When I first saw this lavish Joe Wright/Tom Stoppard adaptation of the Tolstoy novel, at the cinema in 2012, I wasn’t sure what to make of it at all. The radical decision to stage many of the scenes in a theatre set means that you never know quite what to believe – is the action really taking place or is it a stylised manifestation of a character’s feelings? On second viewing, I began to see it as a masterpiece that deliberately pulls apart the “reality” it constructs – perhaps to suggest that everything we do is a sort of fiction. It has a lot of fun with this – for example, switching from footage of a real train to a toy train and seeming to delight in the fact that it’s obviously a miniature model. In another scene, a letter is torn up and thrown into the air. The pieces keep falling because they have become snowflakes. Sometimes a door or window on the stage opens to another place entirely. There’s a sort of Escher logic to it, and you wonder how on Earth they planned it all so cleverly.  

The danger is that such a stylised approach might limit the film’s emotional impact, but if anything it works the other way, elevating simple scenes into works of art that magnify the characters’ situations.

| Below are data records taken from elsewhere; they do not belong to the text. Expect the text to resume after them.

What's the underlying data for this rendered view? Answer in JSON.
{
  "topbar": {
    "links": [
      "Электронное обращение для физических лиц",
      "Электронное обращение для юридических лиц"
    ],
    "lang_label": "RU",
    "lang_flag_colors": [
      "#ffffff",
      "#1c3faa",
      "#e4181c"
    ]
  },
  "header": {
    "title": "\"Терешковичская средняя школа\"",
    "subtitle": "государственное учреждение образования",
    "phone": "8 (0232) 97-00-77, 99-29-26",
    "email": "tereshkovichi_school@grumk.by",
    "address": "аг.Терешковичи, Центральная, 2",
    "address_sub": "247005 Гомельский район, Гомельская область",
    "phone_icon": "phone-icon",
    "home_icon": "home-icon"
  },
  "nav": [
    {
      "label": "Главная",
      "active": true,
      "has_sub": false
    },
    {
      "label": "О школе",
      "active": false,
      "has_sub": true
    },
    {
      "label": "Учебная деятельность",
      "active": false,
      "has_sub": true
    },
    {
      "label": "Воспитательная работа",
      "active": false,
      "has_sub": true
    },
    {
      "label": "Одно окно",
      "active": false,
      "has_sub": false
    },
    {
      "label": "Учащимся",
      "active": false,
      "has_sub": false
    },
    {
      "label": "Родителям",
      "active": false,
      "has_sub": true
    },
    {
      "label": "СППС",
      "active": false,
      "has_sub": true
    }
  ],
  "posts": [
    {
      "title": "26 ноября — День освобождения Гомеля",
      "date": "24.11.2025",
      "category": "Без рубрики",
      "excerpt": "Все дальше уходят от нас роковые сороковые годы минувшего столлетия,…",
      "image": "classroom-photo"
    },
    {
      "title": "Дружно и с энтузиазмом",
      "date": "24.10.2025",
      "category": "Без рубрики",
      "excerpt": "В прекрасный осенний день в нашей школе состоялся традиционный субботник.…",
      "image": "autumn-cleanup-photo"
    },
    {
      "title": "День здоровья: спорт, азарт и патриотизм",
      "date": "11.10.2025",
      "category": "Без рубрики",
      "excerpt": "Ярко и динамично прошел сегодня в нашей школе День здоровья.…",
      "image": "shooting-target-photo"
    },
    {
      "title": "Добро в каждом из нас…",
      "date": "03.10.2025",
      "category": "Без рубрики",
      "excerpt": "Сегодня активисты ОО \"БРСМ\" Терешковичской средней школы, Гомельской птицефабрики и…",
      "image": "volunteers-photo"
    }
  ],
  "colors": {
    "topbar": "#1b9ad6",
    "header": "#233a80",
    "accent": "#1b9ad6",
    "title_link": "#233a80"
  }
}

It would presumably have been so much easier to make the film as a standard costumer, but instead it operates on a higher level. 

Keira Knightley is appealing and convincing in the title role. Jude Law looks nothing like himself as her rigidly controlling husband. Aaron Taylor-Johnson plays the dangerous, icily charming Count Vronsky, who Anna has a devastating affair with. The love story is expertly told. There’s a parallel tale of what happens when passion and freedom conflict with social conformity. Should you follow your heart or do what’s expected of you by your peers and your class? For Anna, of course, neither option works out well.